La Cour avait été saisie par Michel Lacroix, conseiller municipal du Broc, commune des Alpes-maritimes. Il avait été condamné en 2010 à une amende pour «diffamation publique» après avoir accusé, au cours d'une séance du conseil municipal puis dans un tract, le maire et la première adjointe de la ville d'escroquerie dans le cadre d'un marché public dont il était chargé.

La CEDH a jugé que cette condamnation avait violé le droit à la liberté d'expression de Michel Lacroix et a donc condamné l'Etat français à lui verser 11 670 euros pour dommages.
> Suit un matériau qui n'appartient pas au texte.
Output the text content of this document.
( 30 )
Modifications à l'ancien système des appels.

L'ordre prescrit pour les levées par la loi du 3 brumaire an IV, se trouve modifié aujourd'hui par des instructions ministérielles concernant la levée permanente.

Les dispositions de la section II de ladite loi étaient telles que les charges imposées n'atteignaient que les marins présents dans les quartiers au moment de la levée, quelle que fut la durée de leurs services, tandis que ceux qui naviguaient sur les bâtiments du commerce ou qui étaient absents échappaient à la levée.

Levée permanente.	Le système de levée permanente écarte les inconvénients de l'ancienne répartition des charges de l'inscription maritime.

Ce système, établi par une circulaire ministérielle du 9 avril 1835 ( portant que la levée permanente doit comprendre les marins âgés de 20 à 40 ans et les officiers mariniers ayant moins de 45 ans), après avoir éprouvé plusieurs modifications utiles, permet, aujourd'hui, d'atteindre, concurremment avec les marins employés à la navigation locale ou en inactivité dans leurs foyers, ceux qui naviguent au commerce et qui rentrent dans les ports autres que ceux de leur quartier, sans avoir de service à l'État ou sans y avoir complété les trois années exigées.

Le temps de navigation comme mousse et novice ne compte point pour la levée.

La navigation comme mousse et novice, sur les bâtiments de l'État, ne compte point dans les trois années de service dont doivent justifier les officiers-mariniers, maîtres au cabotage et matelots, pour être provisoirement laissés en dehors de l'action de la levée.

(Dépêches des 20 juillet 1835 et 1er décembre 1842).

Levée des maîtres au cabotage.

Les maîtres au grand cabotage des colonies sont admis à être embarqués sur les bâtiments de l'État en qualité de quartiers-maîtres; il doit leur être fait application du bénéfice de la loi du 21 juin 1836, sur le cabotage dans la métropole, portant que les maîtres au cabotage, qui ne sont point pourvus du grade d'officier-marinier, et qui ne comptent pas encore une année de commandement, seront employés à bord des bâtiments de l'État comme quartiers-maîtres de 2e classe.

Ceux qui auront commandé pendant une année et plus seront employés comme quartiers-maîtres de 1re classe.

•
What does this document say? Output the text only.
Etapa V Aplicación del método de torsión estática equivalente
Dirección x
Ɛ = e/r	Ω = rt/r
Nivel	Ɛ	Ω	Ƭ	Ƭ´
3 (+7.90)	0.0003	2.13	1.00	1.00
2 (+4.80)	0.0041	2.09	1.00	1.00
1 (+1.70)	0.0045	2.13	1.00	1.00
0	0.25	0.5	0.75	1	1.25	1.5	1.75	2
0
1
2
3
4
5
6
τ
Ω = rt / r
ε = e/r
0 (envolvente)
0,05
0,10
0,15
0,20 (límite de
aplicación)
Le requérant, Michel Lacroix, en tant que conseiller municipal, avait «un rôle de vigie et d'alerte» envers les administrés dans le domaine spécifique des marchés publics dont il était chargé, selon la cour.

La sanction pénale de 2010 infligée à Michel Lacroix «n'a pas ménagé un juste équilibre entre la nécessité de protéger le droit du requérant à la liberté d'expression et celle de protéger les droits et la réputation du plaignant», d'après les juges européens.

Ces derniers ont rappelé que le prononcé d'une condamnation pénale était «l'une des formes les plus graves d'ingérence dans le droit à la liberté d'expression».

Si les éléments de preuve portés à la connaissance du préfet des Alpes-Maritimes auraient permis de diligenter une enquête, la Cour a souligné que les juridictions françaises n'avaient pas permis de procéder à l'examen de ceux-ci.